Early June 28 the military seized, arrested and deported Zelaya. Attempting to present a united front, Liberals and Nationalists jockeyed for power. The Liberals thought that by grabbing power seven months before the presidential election they would be assured of the office while the Nationalists hoped the Liberals would be blamed and their candidate elected — exactly what happened in the election staged on November 29.
The forces that organized the June 28th military coup included members of Zelaya’s own Liberal Party, the National Party and two of the three smaller parliamentary parties. The coup was “legitimated” by Congress and the Supreme Court.
Business leaders from both the Honduran Council of Private Enterprise and the National Manufacturers’ Association, already upset by Zelaya’s unilateral decision to raise the abominably low minimum wage 60% back in December 2008, supported the coup. So did the major media, with close ties to the Liberal and National parties and with their own beefs against Zelaya.
Despite the checkered actions of the Zelaya government, Hondurans saw the coup as a license to unleash a state of siege and suspend their Constitutional rights. Repeatedly they have come out into the street 5,000, 10,000, and 50,000 strong in defense of their rights and in opposition to the toppling of an elected government.
Ratifying the Coup
In preparation for the November 29th elections, the military rounded up activists and ransacked offices. Many employers threatened to fire those who showed up for work without a voter's blackened finger, stores offered big discounts for those who could prove they voted, and in the poorest rural areas party activists offered money in exchange for votes. Yet the few independent, on-the-scenes reporters discovered that no more than 33-40% of the population cast their ballot that day.
According to the Supreme Electoral Tribunal the elections were the most expensive in the country’s history. The Nationalists “won” full control of Congress; its presidential candidate, Porfirio “Pepe“ Lobo beat the Liberal candidate by 18 points. On December 2, at the opening legislative session, legislators overwhelmingly opposed reinstating Zelaya for the rest of his term (111 against, 14 for). When legislators who had opposed the coup read aloud the names of women who had been raped and those who had been murdered, laughter mocked those foolish enough to demand justice.
The new Security Minister Oscar Alvarez announced the intentions of the new government: “Beginning on January 27, we are going to pull the delinquents out of their beds while they sleep.”
Washington has a history of training Honduras’ military officers and providing for the country’s military equipment. In fact at least two of the six coup plotters charged by the Honduran Supreme Court in early January are graduates of the U.S. School of the Americas.

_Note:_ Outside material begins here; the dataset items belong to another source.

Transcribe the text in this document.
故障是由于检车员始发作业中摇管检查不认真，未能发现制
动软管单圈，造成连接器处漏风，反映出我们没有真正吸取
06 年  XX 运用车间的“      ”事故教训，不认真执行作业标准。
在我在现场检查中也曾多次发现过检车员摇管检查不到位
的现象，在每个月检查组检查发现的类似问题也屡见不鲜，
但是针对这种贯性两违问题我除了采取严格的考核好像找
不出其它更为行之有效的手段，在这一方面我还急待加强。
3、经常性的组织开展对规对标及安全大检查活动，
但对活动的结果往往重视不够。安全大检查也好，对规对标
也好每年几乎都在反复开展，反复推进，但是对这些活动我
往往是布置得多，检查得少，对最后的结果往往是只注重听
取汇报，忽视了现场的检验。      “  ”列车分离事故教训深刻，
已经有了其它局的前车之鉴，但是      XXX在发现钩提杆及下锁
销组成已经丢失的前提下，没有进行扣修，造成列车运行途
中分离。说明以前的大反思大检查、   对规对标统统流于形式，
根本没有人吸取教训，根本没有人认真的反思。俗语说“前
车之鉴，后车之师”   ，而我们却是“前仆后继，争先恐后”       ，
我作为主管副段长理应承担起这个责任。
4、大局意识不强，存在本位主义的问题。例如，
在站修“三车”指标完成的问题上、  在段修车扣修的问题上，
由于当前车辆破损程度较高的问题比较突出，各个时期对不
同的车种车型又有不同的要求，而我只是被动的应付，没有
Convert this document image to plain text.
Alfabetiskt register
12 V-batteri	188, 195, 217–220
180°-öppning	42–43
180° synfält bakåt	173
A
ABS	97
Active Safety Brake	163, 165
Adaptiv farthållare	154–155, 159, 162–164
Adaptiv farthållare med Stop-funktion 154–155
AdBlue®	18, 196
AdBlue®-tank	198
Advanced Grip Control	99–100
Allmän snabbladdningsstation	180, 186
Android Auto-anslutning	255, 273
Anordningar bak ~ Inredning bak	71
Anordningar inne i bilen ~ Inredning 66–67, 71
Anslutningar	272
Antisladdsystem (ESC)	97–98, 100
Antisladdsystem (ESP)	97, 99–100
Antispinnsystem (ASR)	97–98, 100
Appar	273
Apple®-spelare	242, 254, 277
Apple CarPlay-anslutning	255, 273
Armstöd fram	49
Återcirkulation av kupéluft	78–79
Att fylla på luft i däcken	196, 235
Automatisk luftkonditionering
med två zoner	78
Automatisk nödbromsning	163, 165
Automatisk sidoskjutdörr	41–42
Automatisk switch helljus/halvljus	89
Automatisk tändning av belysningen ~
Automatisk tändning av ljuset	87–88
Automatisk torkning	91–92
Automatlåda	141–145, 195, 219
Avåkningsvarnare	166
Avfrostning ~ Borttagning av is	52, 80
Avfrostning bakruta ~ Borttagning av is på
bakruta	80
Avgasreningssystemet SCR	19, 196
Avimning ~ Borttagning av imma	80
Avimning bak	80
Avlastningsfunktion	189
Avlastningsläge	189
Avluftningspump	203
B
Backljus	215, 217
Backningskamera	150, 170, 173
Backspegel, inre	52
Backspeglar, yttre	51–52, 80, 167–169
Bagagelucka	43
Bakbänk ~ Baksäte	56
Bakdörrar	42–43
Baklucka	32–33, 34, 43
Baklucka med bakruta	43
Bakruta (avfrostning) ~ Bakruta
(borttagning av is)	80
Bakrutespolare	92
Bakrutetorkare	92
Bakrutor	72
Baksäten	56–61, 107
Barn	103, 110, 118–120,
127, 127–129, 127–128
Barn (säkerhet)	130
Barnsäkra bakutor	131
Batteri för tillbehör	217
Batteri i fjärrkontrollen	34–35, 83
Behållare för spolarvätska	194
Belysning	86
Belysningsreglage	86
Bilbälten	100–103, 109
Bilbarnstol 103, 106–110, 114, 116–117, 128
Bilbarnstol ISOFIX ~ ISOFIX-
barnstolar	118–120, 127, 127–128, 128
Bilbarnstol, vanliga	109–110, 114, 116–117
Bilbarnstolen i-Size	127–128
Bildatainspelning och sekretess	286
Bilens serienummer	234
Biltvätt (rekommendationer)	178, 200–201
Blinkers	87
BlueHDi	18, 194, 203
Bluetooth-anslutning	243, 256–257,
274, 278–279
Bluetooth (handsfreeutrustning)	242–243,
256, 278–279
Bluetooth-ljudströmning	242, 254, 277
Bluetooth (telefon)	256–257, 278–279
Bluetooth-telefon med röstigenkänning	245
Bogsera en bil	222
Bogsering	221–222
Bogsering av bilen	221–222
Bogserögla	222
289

Obama has been careful to avoid describing the June 28th coup as a military coup — because that would have triggered a cutoff of military aid. Although there were various statements about cutting off non-military aid, in fact most money allocated for 2009 remained in the pipeline.
U.S. Undersecretary for Hemispheric Affairs Thomas Shannon oversaw the Tegucigalpa agreements, signed October 30 by the Zelaya and Micheletti commissions. Providing a mechanism for Zelaya’s reinstatement, the agreement fell apart within the week as the Honduran Congress and Supreme Court let the time run out.
Shortly afterward Washington announced it would support the upcoming November elections, pulling the rug out from under those governments attempting to isolate the coup plotters. Praising the election as “credible,” Washington then paved the way for other countries to certify the election as clean. So far Colombia, Panama, Peru and Costa Rico have.
On January 29, Porfirio “Pepe” Lobo of the Nationalist Party was inaugurated president. For Obama, as for the coup leaders, the storm has been weathered. The charges against the six coup plotters were quickly squashed — a fitting close to Washington’s first post-Cold War coup.